I had always been interested in the power of the mind and knew that through learning the various modalities hypnotherapy, Reiki, NLP and EFT, I would able to assist my clients with similar issues that I had worked through, once I completed the training.
My training with the inspiring Joanne Antoun allowed me to learn many techniques to assist my clients to drop layers and layers of emotional baggage. The best bit was through learning the processes deeply, I was able to work on even more stuff that I did not realise I had going on. One fear that popped up during my training was a huge fear of giving birth. Through the training I worked on this and now at 35 weeks pregnant I feel so very confident about my birth and I know that all I need is within me.

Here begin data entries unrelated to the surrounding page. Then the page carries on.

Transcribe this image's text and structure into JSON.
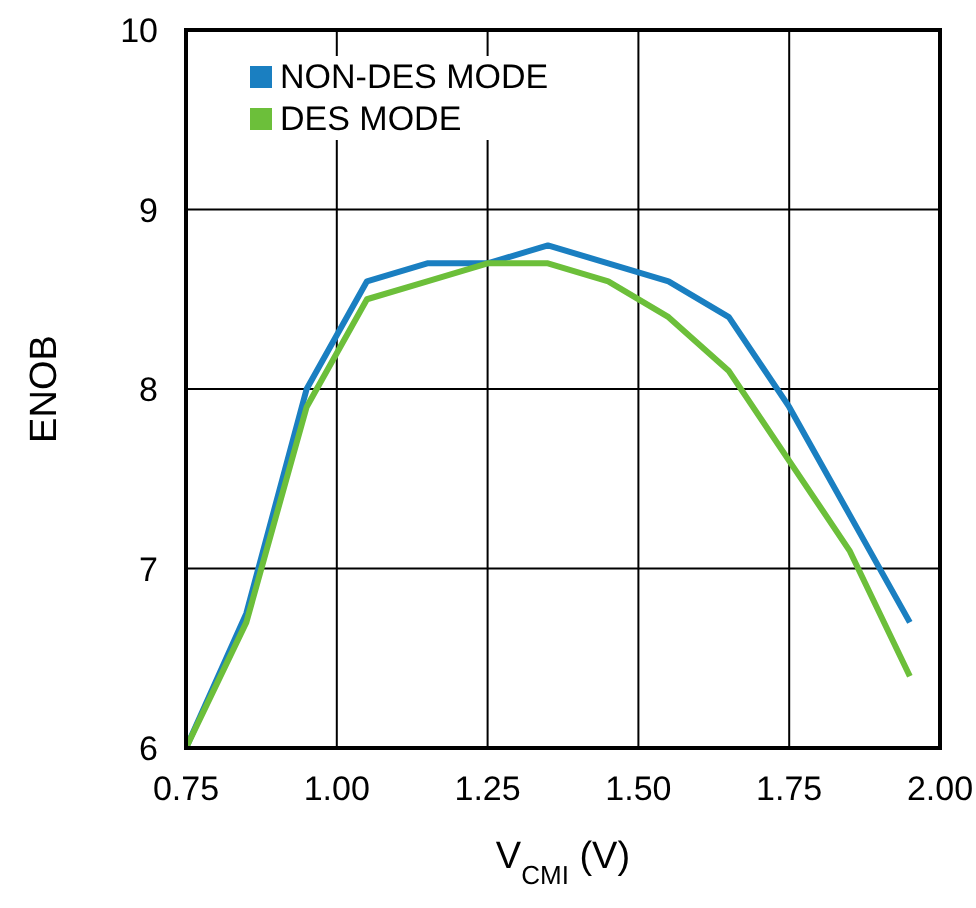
{
  "chart_data": {
    "type": "line",
    "xlabel": "V$_{CMI}$ (V)",
    "ylabel": "ENOB",
    "x": [
      0.75,
      0.85,
      0.95,
      1.05,
      1.15,
      1.25,
      1.35,
      1.45,
      1.55,
      1.65,
      1.75,
      1.85,
      1.95
    ],
    "series": [
      {
        "name": "NON-DES MODE",
        "color": "#1a7fc1",
        "values": [
          6.0,
          6.75,
          8.0,
          8.6,
          8.7,
          8.7,
          8.8,
          8.7,
          8.6,
          8.4,
          7.9,
          7.3,
          6.7
        ]
      },
      {
        "name": "DES MODE",
        "color": "#6cbf3a",
        "values": [
          6.0,
          6.7,
          7.9,
          8.5,
          8.6,
          8.7,
          8.7,
          8.6,
          8.4,
          8.1,
          7.6,
          7.1,
          6.4
        ]
      }
    ],
    "xlim": [
      0.75,
      2.0
    ],
    "xticks": [
      {
        "value": 0.75,
        "label": "0.75"
      },
      {
        "value": 1.0,
        "label": "1.00"
      },
      {
        "value": 1.25,
        "label": "1.25"
      },
      {
        "value": 1.5,
        "label": "1.50"
      },
      {
        "value": 1.75,
        "label": "1.75"
      },
      {
        "value": 2.0,
        "label": "2.00"
      }
    ],
    "ylim": [
      6,
      10
    ],
    "yticks": [
      6,
      7,
      8,
      9,
      10
    ],
    "grid": true,
    "legend": "top left",
    "marker": "none",
    "line_style": "solid"
  }
}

Many of us don’t realise just how powerful our minds are and it can be the very thing that holds us back or allows us to soar.
If you continue to dwell on past experiences or fears of the future, your mind has the power to keep you in that space. However if you shift your focus to only focus on the positive- your life can literally change track.
CTC is about shifting those energy blocks and allowing you to be the best person you can possibly be.
Now with only a few weeks left until I leave my corporate job to be a first time mumma and to also follow my dream of working for myself fulltime. I can honestly say that without CTC therapy I do not think I would have had the confidence, but I am now ready to fly and make my dreams come true.
I am so incredibly proud and blessed to say that I am now a fully qualified CTC practitioner and I love that I am able to help so many of my clients to release their own negative beliefs and anything that they feel is holding them back, so that they too can live the life that they always dreamt of.